The piece was pulled from the paper’s website following a strong reader reaction, but it struck a chord with those of us who hated Ford. To many of his well-heeled opponents downtown, myself included, it wasn’t so much that Rob Ford acted poorly, but that he acted poor. He was a class imposter, a thin rich man in a poor fat suit. And then came the video evidence that proved Ford to be a tough-on-crime millionaire who smoked crack in gang-run drug dens. How could Toronto ever hope to be a first-class city while its mayor used second-class cocaine?
There seemed to me at the time, as Marche had argued, something symbolic about Rob Ford’s illnesses—his obesity, his drinking and his drug use. They were telling—symptoms of his moral corruption, and evidence of his duplicity. Shortly after Gawker and The Toronto Star reported on the video of the mayor smoking crack, I was at a party in the city’s gentrifying Parkdale neighborhood when a condo-dwelling young professional with a graduate degree began holding forth about Ford’s villainy while waving a rolled-up bill above some solicitous ropes of coke. I toasted him with my evening’s nth gin. And when Frank Ocean’s “Crack Rock” came over the stereo later that night and we screamed along, it didn’t seem to strike any of the partygoers that the joke might very well be on us.
After Ford died, Marche wrote in Esquire that already, “Idiots were asking ‘Why were we all so hard on Rob Ford?’” I am, I’m afraid to report, one of those idiots. Don’t get me wrong: His politics weren’t my politics. I laughed when he busted out his janky patois to some Caribbean guys at a burger joint. I snickered at a 300-pound man hectoring Toronto to “stop the gravy train” of municipal spending. My friends and I shared GIFs of him bumping into things and falling and repeated choice lines from his incriminating videos to each other: “Don’t tell me we’re liars, thieves … birds?” And I howled along with Jon Stewart when he pilloried Ford, especially when Ford bragged about the benefits of dining in on his wife. But the punch line, all too often, was that he was an addict.
His critics on the left, including Stewart, didn’t satirize him—they ridiculed him.

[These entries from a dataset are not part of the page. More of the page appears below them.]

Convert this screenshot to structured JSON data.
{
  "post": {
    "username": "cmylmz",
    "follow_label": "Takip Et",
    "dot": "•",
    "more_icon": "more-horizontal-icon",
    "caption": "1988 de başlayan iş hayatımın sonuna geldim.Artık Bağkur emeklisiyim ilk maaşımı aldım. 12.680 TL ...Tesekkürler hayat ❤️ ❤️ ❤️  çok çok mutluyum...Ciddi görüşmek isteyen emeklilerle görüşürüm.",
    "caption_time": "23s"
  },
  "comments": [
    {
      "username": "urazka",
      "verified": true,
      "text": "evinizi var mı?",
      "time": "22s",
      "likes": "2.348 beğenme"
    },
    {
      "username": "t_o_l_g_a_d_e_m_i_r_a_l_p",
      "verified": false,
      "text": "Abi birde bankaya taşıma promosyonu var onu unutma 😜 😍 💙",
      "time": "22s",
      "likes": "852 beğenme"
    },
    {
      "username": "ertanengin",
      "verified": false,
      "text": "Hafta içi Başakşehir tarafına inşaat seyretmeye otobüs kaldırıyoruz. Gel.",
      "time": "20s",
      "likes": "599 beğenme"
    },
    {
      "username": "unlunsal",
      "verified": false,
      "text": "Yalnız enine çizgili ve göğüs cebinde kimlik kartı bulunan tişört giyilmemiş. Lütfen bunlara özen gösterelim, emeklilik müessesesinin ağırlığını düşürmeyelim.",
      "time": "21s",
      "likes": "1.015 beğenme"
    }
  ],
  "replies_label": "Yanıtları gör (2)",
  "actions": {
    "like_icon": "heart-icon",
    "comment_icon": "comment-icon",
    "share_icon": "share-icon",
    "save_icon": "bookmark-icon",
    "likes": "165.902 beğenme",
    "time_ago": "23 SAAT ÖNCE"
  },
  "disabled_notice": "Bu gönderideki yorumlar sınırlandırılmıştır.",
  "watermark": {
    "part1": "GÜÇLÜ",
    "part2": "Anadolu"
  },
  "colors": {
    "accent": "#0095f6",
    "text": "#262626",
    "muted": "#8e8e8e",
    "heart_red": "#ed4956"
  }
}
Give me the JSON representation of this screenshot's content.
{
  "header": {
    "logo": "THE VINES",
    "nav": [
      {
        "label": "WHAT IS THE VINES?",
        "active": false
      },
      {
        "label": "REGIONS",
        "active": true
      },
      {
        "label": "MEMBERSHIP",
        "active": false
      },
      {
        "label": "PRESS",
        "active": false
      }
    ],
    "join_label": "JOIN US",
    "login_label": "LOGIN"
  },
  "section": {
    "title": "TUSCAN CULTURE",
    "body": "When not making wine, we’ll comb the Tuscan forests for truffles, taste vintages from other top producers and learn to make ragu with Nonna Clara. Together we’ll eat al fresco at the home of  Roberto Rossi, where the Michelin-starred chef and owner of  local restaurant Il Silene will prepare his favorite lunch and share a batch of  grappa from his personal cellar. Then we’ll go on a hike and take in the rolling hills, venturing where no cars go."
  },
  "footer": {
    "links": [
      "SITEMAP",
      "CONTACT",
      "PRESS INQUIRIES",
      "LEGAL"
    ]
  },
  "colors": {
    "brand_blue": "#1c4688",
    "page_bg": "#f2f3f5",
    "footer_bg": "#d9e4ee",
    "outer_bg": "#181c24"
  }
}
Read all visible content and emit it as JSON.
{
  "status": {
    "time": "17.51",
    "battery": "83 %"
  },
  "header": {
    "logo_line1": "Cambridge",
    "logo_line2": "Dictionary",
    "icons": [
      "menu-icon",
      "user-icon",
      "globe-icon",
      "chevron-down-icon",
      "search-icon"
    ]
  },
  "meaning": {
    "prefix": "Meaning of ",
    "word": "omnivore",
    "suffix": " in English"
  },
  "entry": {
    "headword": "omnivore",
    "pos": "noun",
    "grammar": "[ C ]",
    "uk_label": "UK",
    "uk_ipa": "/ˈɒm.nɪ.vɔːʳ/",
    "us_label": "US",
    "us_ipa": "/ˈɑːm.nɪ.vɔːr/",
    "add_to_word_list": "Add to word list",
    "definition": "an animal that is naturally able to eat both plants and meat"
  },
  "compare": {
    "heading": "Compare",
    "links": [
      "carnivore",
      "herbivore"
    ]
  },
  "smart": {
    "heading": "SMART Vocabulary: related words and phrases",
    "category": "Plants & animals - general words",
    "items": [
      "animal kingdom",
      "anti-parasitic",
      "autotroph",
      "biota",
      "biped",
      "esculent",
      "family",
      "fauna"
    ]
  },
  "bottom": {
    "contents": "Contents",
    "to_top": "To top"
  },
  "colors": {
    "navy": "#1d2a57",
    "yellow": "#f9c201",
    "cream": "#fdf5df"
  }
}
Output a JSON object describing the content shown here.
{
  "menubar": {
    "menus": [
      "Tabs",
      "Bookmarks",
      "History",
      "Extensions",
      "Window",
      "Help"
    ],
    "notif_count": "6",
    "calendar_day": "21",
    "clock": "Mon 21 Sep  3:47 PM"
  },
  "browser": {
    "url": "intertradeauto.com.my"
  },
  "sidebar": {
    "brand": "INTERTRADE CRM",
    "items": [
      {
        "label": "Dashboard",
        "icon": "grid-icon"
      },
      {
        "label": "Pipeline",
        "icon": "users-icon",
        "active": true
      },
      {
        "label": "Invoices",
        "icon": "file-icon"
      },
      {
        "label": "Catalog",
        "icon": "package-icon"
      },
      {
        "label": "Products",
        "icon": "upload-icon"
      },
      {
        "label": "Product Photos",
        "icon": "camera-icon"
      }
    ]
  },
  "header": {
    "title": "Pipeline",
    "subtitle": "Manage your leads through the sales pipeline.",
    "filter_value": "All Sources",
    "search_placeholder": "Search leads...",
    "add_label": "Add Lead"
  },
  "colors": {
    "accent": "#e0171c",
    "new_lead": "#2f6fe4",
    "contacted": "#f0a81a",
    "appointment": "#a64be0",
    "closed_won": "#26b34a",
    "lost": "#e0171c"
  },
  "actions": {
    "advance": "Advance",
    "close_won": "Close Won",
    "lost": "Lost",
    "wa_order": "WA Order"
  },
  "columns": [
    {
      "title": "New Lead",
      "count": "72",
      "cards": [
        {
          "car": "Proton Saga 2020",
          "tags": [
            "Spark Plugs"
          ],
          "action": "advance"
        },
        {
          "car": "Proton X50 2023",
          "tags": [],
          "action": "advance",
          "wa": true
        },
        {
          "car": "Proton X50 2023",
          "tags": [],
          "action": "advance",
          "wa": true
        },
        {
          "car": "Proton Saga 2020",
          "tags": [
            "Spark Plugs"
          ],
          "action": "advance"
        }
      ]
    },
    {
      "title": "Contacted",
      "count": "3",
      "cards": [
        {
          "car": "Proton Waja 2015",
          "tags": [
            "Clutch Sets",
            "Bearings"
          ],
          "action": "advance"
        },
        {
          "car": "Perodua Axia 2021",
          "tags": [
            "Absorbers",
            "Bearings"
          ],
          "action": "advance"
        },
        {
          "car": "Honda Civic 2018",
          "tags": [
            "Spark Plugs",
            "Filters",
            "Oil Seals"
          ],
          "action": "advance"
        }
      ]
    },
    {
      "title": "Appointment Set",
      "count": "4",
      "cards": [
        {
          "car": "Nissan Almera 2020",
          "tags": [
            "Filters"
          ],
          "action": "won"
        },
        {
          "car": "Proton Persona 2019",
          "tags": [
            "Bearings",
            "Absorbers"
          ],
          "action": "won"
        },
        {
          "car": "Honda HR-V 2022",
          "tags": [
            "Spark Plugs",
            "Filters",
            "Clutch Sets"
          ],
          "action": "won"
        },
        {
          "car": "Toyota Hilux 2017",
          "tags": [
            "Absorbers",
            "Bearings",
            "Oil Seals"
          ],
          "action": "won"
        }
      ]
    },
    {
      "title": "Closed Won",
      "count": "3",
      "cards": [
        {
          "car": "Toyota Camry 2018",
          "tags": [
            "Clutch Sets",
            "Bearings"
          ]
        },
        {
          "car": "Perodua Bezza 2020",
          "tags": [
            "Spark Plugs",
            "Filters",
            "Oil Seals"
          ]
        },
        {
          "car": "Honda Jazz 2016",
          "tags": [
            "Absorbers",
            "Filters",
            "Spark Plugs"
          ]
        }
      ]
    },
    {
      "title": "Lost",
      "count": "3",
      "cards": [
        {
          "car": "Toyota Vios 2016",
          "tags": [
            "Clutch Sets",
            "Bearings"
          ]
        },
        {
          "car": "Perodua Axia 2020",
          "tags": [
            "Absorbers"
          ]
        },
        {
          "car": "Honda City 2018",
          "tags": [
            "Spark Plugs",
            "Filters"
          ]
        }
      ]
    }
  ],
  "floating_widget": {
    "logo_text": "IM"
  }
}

My friends and I didn’t just disagree with Rob Ford; we laughed at him. His failings, couched in the language of suffering, illness, or even joie de vivre, might have been humanizing, but in Ford they were the proof of his ideology’s rottenness, and therefore fair game. At the same time, the way that I, my liberal friends, and various left-leaning commentators treated him revealed the duplicity of our liberalism. We progressives were the people who promoted a disease theory of addiction, who evangelized trigger warnings, decried online bullying, and fought back against normative body images, all of which we’d gleefully abandon in the service of slaying our political enemy. Ford was as round as a planet—see, I still got it—and his face was so red it was two vodkas shy of green, but we saw him in two dimensions, and in black and white. The humanists refused to humanize him.
The last time I saw him there was a two-hour wait. The line snaked around the corner at City Hall, and everyone queued in the rain. When the honor guard unloaded his coffin from the hearse, it was wrapped in a plastic tarp that looked like a shower cap. It was the sort of self-protective shield Rob Ford would have forgone in life—I don’t think I ever even saw him with an umbrella—and it was altogether too late anyway.